Na terça (16) à noite, as almas que vagamos pelos círculos infernais do Twitter fomos expostas a uma cena grotesca até mesmo para os padrões cariocas: uma mulher levou um cadáver, o tio Paulo, ao banco. E, manipulando grosseiramente o corpo sem vida nem rigidez, ela tentou obter um empréstimo de R$17 mil. Acabou presa e, como sói nestes tempos insanos (ver o parêntese rápido abaixo), famosa. Não me surpreenderei se virar influencer ou política.
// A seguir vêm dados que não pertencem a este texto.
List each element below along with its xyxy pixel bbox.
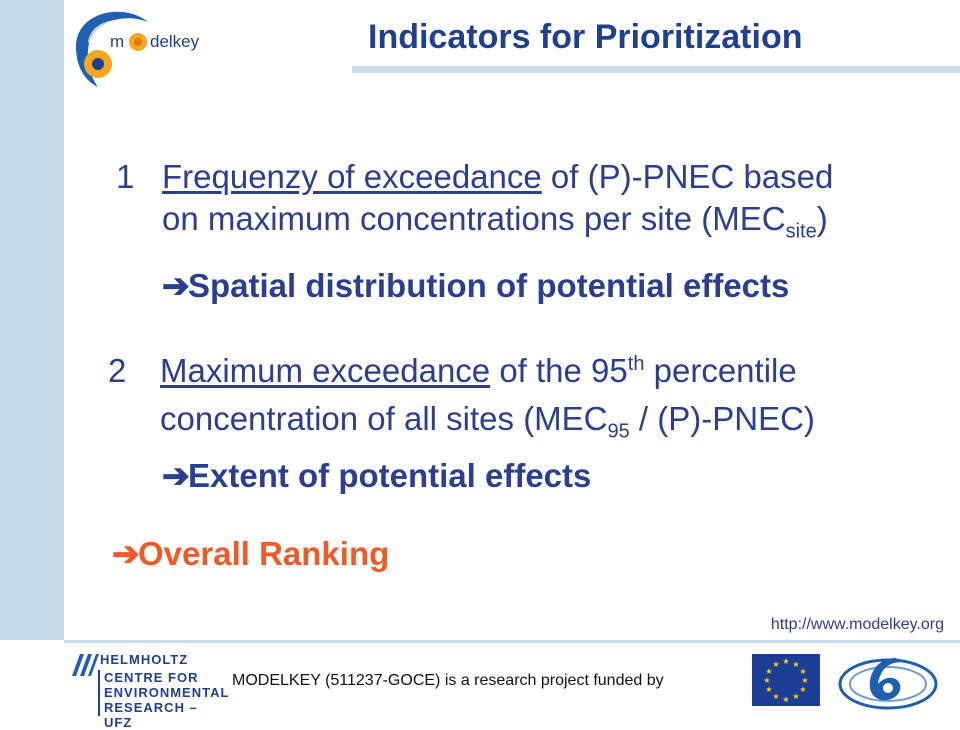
- page-title: Indicators for Prioritization: [368, 18, 803, 56]
- funding-statement: MODELKEY (511237-GOCE) is a research pro…: [232, 672, 664, 689]
- helmholtz-logo: HELMHOLTZ CENTRE FOR ENVIRONMENTAL RESEA…: [70, 646, 230, 730]
- svg-text:★: ★: [765, 667, 772, 676]
- item-2-rest-a: of the 95: [490, 352, 628, 389]
- item-1-line-2-text: on maximum concentrations per site (MEC: [162, 200, 786, 237]
- fp6-logo-icon: [836, 648, 940, 714]
- helmholtz-line-1: HELMHOLTZ: [100, 652, 189, 667]
- item-2-line-2: concentration of all sites (MEC95 / (P)-…: [160, 400, 815, 444]
- item-2-line-2-close: / (P)-PNEC): [629, 400, 815, 437]
- item-1-subscript: site: [785, 220, 817, 243]
- svg-text:★: ★: [792, 660, 799, 669]
- svg-text:★: ★: [772, 692, 779, 701]
- item-1-line-2: on maximum concentrations per site (MECs…: [162, 200, 828, 244]
- logo-text-m: m: [110, 32, 125, 51]
- right-arrow-icon: ➔: [162, 457, 190, 494]
- item-1-rest: of (P)-PNEC based: [541, 158, 834, 195]
- item-1-underlined: Frequenzy of exceedance: [162, 158, 542, 195]
- item-1-conclusion: ➔Spatial distribution of potential effec…: [162, 266, 789, 305]
- item-1-number: 1: [116, 158, 135, 195]
- svg-text:★: ★: [765, 685, 772, 694]
- overall-ranking: ➔Overall Ranking: [112, 534, 389, 573]
- item-2-rest-b: percentile: [644, 352, 797, 389]
- title-underline-bar: [352, 66, 960, 73]
- item-1-conclusion-text: Spatial distribution of potential effect…: [188, 267, 790, 304]
- svg-text:★: ★: [792, 692, 799, 701]
- footer-divider: [64, 640, 960, 643]
- svg-text:★: ★: [782, 657, 789, 666]
- item-1-line-1: Frequenzy of exceedance of (P)-PNEC base…: [162, 158, 833, 196]
- overall-ranking-text: Overall Ranking: [138, 535, 390, 572]
- logo-text-delkey: delkey: [150, 32, 200, 51]
- item-2-line-1: Maximum exceedance of the 95th percentil…: [160, 352, 797, 390]
- item-1-line-2-close: ): [816, 200, 828, 237]
- eu-flag-icon: ★ ★ ★ ★ ★ ★ ★ ★ ★ ★ ★ ★: [752, 654, 820, 706]
- website-link[interactable]: http://www.modelkey.org: [770, 616, 944, 633]
- helmholtz-line-3: ENVIRONMENTAL: [104, 685, 230, 700]
- item-2-number: 2: [108, 352, 127, 389]
- helmholtz-line-2: CENTRE FOR: [104, 670, 199, 685]
- item-2-line-2-text: concentration of all sites (MEC: [160, 400, 608, 437]
- right-arrow-icon: ➔: [162, 267, 190, 304]
- svg-text:★: ★: [801, 676, 808, 685]
- svg-text:★: ★: [763, 676, 770, 685]
- modelkey-logo: m delkey: [68, 2, 228, 94]
- svg-text:★: ★: [782, 695, 789, 704]
- item-2-subscript: 95: [607, 420, 630, 443]
- item-2-conclusion: ➔Extent of potential effects: [162, 456, 591, 495]
- svg-text:★: ★: [799, 685, 806, 694]
- right-arrow-icon: ➔: [112, 535, 140, 572]
- svg-text:★: ★: [799, 667, 806, 676]
- item-2-conclusion-text: Extent of potential effects: [188, 457, 592, 494]
- item-2-underlined: Maximum exceedance: [160, 352, 491, 389]
- helmholtz-line-4: RESEARCH – UFZ: [104, 700, 198, 730]
- svg-text:★: ★: [772, 660, 779, 669]
- item-2-superscript: th: [627, 353, 645, 375]
- helmholtz-divider: [98, 670, 100, 716]
- left-sidebar-band: [0, 0, 64, 640]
Ao ver a cena bizarra e tétrica (oba! sempre quis usar “tétrica” num texto), por um instante perdi toda a esperança que inflava meu ser depois de uma conversa animada por discussões sobre “A Madona de Cedro” e por constatações óbvias & necessárias, como o fato de que devemos olhar bem dentro do coração de quem temos por mau, a fim de constatarmos que também nosso coração está cheio de maldades. O meu e o seu também.
“Mas será que consigo?”, perguntei. “Mas será que você consegue?”, pergunto agora. Será que conseguimos imaginar o que se passa no coração e na mente de uma pessoa disposta a usar um cadáver a fim de obter um empréstimo bancário? Bom, a gente só vai saber se tentar e por isso vesti um escafandro e mergulhei no coração da Fulana. Tentei, juro que tentei, encontrar alguma pérola naquele imaginário oceano lodoso. Mas já adianto: fracassei.
Porque não consigo conceber o vácuo espiritual de alguém que conversa com o morto, move com alguma agressividade a cabeça do morto, se decepciona e se frustra com o morto, se deixa filmar com o morto – enfim, faz tudo isso para obter um dinheiro que, convenhamos, dificilmente seria gasto em obras filantrópicas. Muito mais crível é que os R$17 mil fossem gastos na satisfação fugaz dos desejos contemporâneos: uma roupa de marca, talvez; ou bebida, drogas e noitadas; ou um celular.
Um parêntese rápido
(Talvez a mulher sofra de alguma doença psiquiátrica. Por isso, e também para efeitos de reflexão, peço que até o fim deste texto você tente abstrair um pouco. É fácil. Basta substituir a figura concreta que aparece no vídeo e que estampa as manchetes dos jornais, aquela mulher que deve ter um nome, RG e CPF, por uma personagem que personifique toda a barbárie que virou rotina no chamado “mundo cão”. E, já que estou fazendo este pedido, vai aqui uma ressalva: tirando a possibilidade de uma doença psiquiátrica grave e não-diagnosticada, não consigo pensar em mais nada que justifique a cena que, infelizmente, ainda permanecerá por um bom tempo gravada nos meus olhos. De volta ao texto, porém).
O morto, a viva e os zumbis
Não dá, não entra na minha cabeça que alguém possa, em pleno 2024, tratar o corpo já sem vida de outro ser humano como um instrumento para a satisfação de prazeres mundanos. Não dá, não entra na minha cabeça que alguém consiga, depois disso, aparecer sorrindo para as câmeras. Não dá, não entra na minha cabeça que alguém tenha qualquer justificativa para um ato tão baixo que só posso considerá-lo subterrâneo. Infernal.
Seria tolice minha, porém, me ater somente a um indivíduo, sendo que a cena envolve alguém filmando, várias pessoas observando ao fundo e uma funcionária do banco que constata laconicamente que o tio Paulo “não tá bem, não, hein?!”. Acho que nunca vi tanta miséria humana reunida. Tanta indiferença. Tanto egoísmo. Tanto ensimesmamento. Tanto materialismo. Tanto desprezo pela Eternidade. É um nível de indigência inimaginável – tanto do morto (coitado) quanto da viva e daqueles zumbis todos ali no banco.
E aqui vou pedir desculpas para soar incomumente catastrofista e dizer que o caso do tio Paulo me deu a impressão de que estamos à beira de um colapso. Sim, há muita gente boa no mundo e muita gente que se reconhece falha e quer melhorar. Tem umas que almejam até a santidade, veja só! Mas a maior parte, a massa é de pessoas cada vez mais perdidas, incapazes de um mísero ato de compaixão, alheias aos códigos morais mais elementares e obcecadas por uma ideia de felicidade que é puro vazio, pura miséria.
Uma ideia de felicidade baseada no consumo de nadas e no desperdício de tudos. Uma ideia de felicidade que se esgota assim que passa o efeito do álcool ou assim que a relação sexual termina ou assim que o Big Mac passa pelo esôfago ou assim que a atendente das Casas Bahia entrega a nota fiscal. Uma ideia de felicidade que pressupõe o orgulho de ser sempre mais esperto (ler com sotaque de Bangu) que o semelhante, um otário por natureza. Uma ideia de felicidade que... ah, você entendeu.